Detroit went into federal bankruptcy court on Monday hoping to prove what most people already know: It is poor and $18 billion in debt, its residents aren't getting adequate municipal services and there is no real way to rebound without some sort of judicial protection.
But the question facing Judge Steven Rhodes, who is presiding over the nation's largest municipal bankruptcy case, is deeper than just the facts of financial peril.
The jurist will be asked to decide whether city and state officials acted in good faith and did all that they could to avoid filing for Chapter 9 bankruptcy protection. Depending on the answer, the judge can determine who will bear the pain of lost revenue, income and public employee pensions.
"There's nothing left to do here. There is no revenue solution. … Chapter 9 is more needed here than any other possible scenario you could think of," attorney Bruce Bennett said in his opening remarks. Witnesses "will present a mountain of evidence showing the insolvency of the city," Bennett said, according to the Associated Press. "This is one of those cases where the data speaks very clearly and persuasively on its own. It needs no gloss."

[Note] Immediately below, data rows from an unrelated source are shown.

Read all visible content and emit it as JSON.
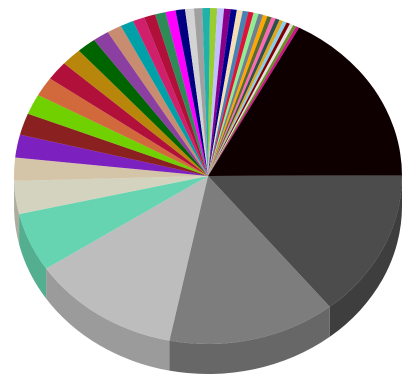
{
  "chart_data": {
    "type": "pie",
    "style": "3d",
    "title": "",
    "labels_shown": false,
    "legend": "none",
    "slices": [
      {
        "value": 70.0,
        "color": "#0e0000"
      },
      {
        "value": 58.0,
        "color": "#4c4c4c"
      },
      {
        "value": 57.0,
        "color": "#7d7d7d"
      },
      {
        "value": 51.0,
        "color": "#bdbdbd"
      },
      {
        "value": 23.0,
        "color": "#66d4b0"
      },
      {
        "value": 13.0,
        "color": "#d3d3c0"
      },
      {
        "value": 9.0,
        "color": "#d4c4a8"
      },
      {
        "value": 9.0,
        "color": "#7c20c0"
      },
      {
        "value": 8.5,
        "color": "#8a2020"
      },
      {
        "value": 8.0,
        "color": "#70d000"
      },
      {
        "value": 7.5,
        "color": "#d2693d"
      },
      {
        "value": 7.5,
        "color": "#b0103a"
      },
      {
        "value": 7.0,
        "color": "#b8860b"
      },
      {
        "value": 6.5,
        "color": "#006400"
      },
      {
        "value": 5.5,
        "color": "#8b3fa0"
      },
      {
        "value": 5.0,
        "color": "#c88c70"
      },
      {
        "value": 4.5,
        "color": "#00a0a8"
      },
      {
        "value": 4.0,
        "color": "#d0206c"
      },
      {
        "value": 3.8,
        "color": "#b0103a"
      },
      {
        "value": 3.6,
        "color": "#2e8b57"
      },
      {
        "value": 3.4,
        "color": "#ff00ff"
      },
      {
        "value": 3.2,
        "color": "#000080"
      },
      {
        "value": 3.0,
        "color": "#d3d3d3"
      },
      {
        "value": 2.8,
        "color": "#a0a0a0"
      },
      {
        "value": 2.6,
        "color": "#20b2aa"
      },
      {
        "value": 2.4,
        "color": "#9acd32"
      },
      {
        "value": 2.3,
        "color": "#c0c0ff"
      },
      {
        "value": 2.2,
        "color": "#8b008b"
      },
      {
        "value": 2.1,
        "color": "#00008b"
      },
      {
        "value": 2.0,
        "color": "#f5deb3"
      },
      {
        "value": 1.9,
        "color": "#4682b4"
      },
      {
        "value": 1.8,
        "color": "#dc143c"
      },
      {
        "value": 1.7,
        "color": "#90ee90"
      },
      {
        "value": 1.6,
        "color": "#708090"
      },
      {
        "value": 1.5,
        "color": "#ffa500"
      },
      {
        "value": 1.5,
        "color": "#556b2f"
      },
      {
        "value": 1.4,
        "color": "#ff69b4"
      },
      {
        "value": 1.4,
        "color": "#2f4f4f"
      },
      {
        "value": 1.3,
        "color": "#daa520"
      },
      {
        "value": 1.3,
        "color": "#87ceeb"
      },
      {
        "value": 1.2,
        "color": "#800000"
      },
      {
        "value": 1.2,
        "color": "#e0e0e0"
      },
      {
        "value": 1.1,
        "color": "#6b8e23"
      },
      {
        "value": 1.1,
        "color": "#c71585"
      }
    ]
  }
}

But in her opening statement, Jennifer Green, an attorney for Detroit's pension funds, stressed the creditor position that months of official correspondence indicates officials were preparing for a bankruptcy filing and not taking time to negotiate with creditors, especially unions.
"It really was a forgone conclusion," she said, according to reports from the courtroom.
The unions argue that the city's emergency manager, Kevyn Orr, who was appointed to effectively take control of the broken city, never wanted to bargain with the pension funds and just wanted to slash benefits. Orr has said the pension funds are $3.5 billion short and he also wants to cuts health benefits negotiated in the past.
The trial is expected to last several days -- possibly spilling into the first week of November -- with top officials, including Orr and Michigan Gov. Rick Snyder, expected to be among the witnesses.
The outcome could also have an impact on other possible municipal bankruptcies as the nation slowly comes out of the preceding years of economic pain.
Bankruptcy law was designed to protect those who were in financial trouble by giving them some breathing room to reorganize their operations. It also allows judges to eventually decide who gets a financial haircut. For example, will pensioners lose benefits? Or will bondholders have to settle for repayment of pennies on the dollar?
At least 100 creditors, including those holding city bonds, are among those opposing the city's request for bankruptcy protection.
While unions argue that their members and retirees should not be penalized, other creditors argue that a cut to municipal bond value would fall like a rock onto the entire municipal market. It would send ripples of pain across the country as funding for government projects begin to dry up or become more expensive because of higher interest rates.
There are some general criteria that have to be decided for Detroit to win bankruptcy protection.
It needs to show it is insolvent -- not a big problem given that everyone agrees it is $18 billion in debt. But it must also show that it negotiated with creditors in good faith and is not just trying to use this crisis to slip in the kind of cuts it has long wanted to do.
If Rhodes grants protection, the city would likely propose a reorganization plan shortly.
If he says no, Detroit would have to bargain with its creditors, a process that would likely set records for litigation.